We made the most of our drive that day by taking an unknown path towards the Irish sea, and found ourselves at the rugged headland of the River Teifi. Well, nearly at the headland but we were at a weird kind of farm/petting zoo with other holidaying things to do… so peculiarly British! Slightly hesitant about the kind of dagginess of this tourist extravaganza, we had a pot of tea in the vast barn space before we decided… “in for a penny, in for a pound” – pay the entrance cost, buy some animal feed and let’s go feed some goats. It was a bit of fun… goats are funny, right? There were other farm animals, and even a lone emu that was forlorn in his alien home… we gave him some Aussie vibes. Further on we walked to the cliff edges (fenced, gratefully) as we pushed through the gale force winds to view the seals. The views of the coastline, the islands, the bird life and bobbing seals was worth the superhuman efforts required to battle the head and crosswinds… (did I say it was windy?? I even had my glasses blown off my face).

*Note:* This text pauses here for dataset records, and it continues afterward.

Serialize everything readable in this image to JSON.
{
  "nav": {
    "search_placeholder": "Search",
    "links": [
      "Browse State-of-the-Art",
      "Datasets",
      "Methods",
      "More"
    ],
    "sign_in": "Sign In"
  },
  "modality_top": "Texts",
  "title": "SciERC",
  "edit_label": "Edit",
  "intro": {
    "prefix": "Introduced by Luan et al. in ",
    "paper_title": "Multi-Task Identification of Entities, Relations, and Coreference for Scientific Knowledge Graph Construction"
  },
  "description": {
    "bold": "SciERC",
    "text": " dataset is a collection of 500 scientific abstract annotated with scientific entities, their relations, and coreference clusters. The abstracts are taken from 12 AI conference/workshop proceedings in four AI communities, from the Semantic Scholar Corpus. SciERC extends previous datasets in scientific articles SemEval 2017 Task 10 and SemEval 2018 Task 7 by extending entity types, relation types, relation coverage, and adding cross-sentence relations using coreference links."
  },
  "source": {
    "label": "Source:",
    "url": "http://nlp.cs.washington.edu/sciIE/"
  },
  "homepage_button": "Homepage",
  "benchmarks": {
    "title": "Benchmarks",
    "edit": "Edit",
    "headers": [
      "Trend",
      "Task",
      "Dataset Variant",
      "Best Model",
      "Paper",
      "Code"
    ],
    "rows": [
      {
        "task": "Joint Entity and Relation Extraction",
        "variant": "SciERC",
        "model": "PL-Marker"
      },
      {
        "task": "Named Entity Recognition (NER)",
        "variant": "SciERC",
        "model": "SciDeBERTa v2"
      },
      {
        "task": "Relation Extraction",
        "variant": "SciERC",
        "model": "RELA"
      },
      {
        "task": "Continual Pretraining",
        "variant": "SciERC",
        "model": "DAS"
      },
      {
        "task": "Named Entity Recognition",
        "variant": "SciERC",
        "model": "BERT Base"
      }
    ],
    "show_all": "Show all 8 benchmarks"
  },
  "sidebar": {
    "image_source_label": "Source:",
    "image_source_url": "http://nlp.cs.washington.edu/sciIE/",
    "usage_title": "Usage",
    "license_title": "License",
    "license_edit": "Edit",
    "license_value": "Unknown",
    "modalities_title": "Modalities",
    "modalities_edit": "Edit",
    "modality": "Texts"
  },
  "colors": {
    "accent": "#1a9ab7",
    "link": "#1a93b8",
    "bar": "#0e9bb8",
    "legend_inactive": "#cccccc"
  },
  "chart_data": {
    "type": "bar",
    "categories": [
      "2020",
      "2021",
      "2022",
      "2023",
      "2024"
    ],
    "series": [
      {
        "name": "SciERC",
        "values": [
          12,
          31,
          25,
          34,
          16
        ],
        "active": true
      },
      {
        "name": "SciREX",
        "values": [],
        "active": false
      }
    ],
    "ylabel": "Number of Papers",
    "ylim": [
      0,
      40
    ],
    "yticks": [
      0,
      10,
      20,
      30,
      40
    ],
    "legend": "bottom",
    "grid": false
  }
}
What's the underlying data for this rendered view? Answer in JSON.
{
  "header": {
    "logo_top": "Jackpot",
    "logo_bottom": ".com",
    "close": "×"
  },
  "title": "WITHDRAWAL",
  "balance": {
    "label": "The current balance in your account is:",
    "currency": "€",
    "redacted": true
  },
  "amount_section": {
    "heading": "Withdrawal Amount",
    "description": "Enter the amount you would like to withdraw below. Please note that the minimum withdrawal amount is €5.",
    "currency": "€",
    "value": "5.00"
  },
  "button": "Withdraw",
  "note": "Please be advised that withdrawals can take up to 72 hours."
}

A further ramble after our journey home to enjoy the delightful sunset and survey the swollen river, and pass by some now familiar landmarks, including the elder bush where we had picked the blossoms a few days before. This reminds me to update you on the elderflower cordial… yes, it was a success! All consumed as an additive to various drinks including a superb small-batch “Sly Gin” (infused with lemon verbena) purchased from the GinHaus in Llandeilo (imagine… a fairly remote village in west Wales having a bar/deli that sells over 150 types of gin!)